Марк нервно потер свой вспотевший лоб:
— Знаешь что, Калликст? Ты меня утомил. Теперь вот и жажда из-за тебя одолевает.
Он потребовал себе еще кувшинчик белого и, посопев, опять с упреком проворчал:
— Да уж. Устал я от тебя.
— Умоляю тебя, соглашайся! Я вправду с ума сойду, если останусь в Риме. Мне необходимо уехать, иначе я покончу счеты с жизнью.
— Ты этот шантаж прекрати! Ненавижу такие штучки!
— Однако же это правда. Я здесь задыхаюсь!
— Насколько мне известно, ты занимаешь привилегированное положение, тебе не надо проводить свои ночи в эргастуле...
— Моя тюрьма — все, что меня здесь окружает. И потом, есть еще причина. Человек, который был мне дороже жизни... Ее больше нет. Ничто меня теперь здесь не удержит...
— Бредни все это!
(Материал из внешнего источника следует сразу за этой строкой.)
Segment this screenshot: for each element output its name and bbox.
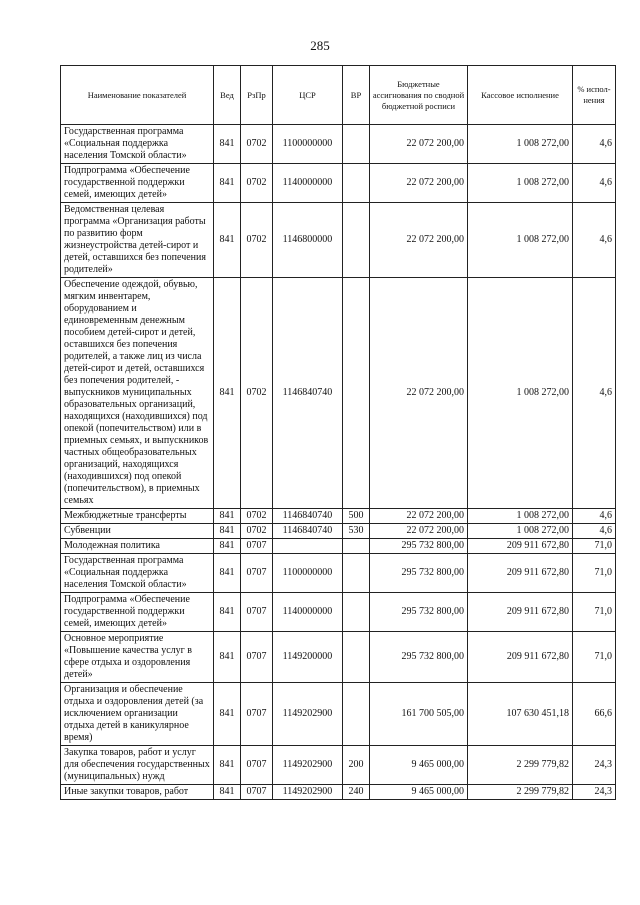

Скажи-ка лучше, какой такой Венерин бросок ты рассчитываешь произвести, чтобы заполучить подобную сумму.
— Я же сказал: это моя забота.
Марк долго изучал Калликста цепким, настороженным взглядом.
— Ладно, — сказал он, наконец, — твоя взяла. Будет по-твоему, но на моих условиях.
— На твоих условиях?
— Именно. Когда я говорил, что хочу найти для себя мирный уголок, я ни в малейшей степени не имел в виду, что готов ради этого чем бы то ни было пожертвовать. А уж собственную голову прозакладывать тем паче не намерен. Это ясно? Ты же сам понимаешь: я не пойду на риск потерять все, что имею, за здорово живешь, без компенсации.
— Но как же... а двести тысяч сестерциев?
— Это хорошо, но этого не достаточно.
— Ты хочешь сказать, что...
— Я хочу сказать, что между желанием и средствами его исполнить путь неблизкий. И он имеет свою цену: еще двести тысяч.
— То есть выходит в целом четыреста тысяч?
— Представь себе, считать я умею.
Калликст, бледнея, почувствовал, что ноги его больше не держат. Двадцати талантов Юлиана уже не хватало. На краткий миг его настигло искушение все бросить. Без гроша он не уедет, зачем? Чтобы жить в Александрии, нищенствуя или прислуживая какому-нибудь местному богачу?
— Хорошо, — вдруг сказал он, — ты получишь эти деньги.
В конце концов, разве не он ведает всеми финансами Карпофора?
— Берегись, Калликст, гляди, чтоб без обмана. Четыреста тысяч, и ни единым ассом меньше. Не знаю, где ты возьмешь такую сумму, как ты ее будешь доставать, но если сядешь на мель, у тебя будет время вспомнить мои предостережения. А теперь сдается мне, что пора возвращаться на судно, вон и дождь собирается — вряд ли из этих туч на нас посыплются сестерции.
— Постой. А кто мне сообщит об отплытии «Изиды»?
— Да сам Карпофор и скажет. Ведь не отчалю же я без его приказа. Вероятно, ты раньше моего узнаешь, когда это будет.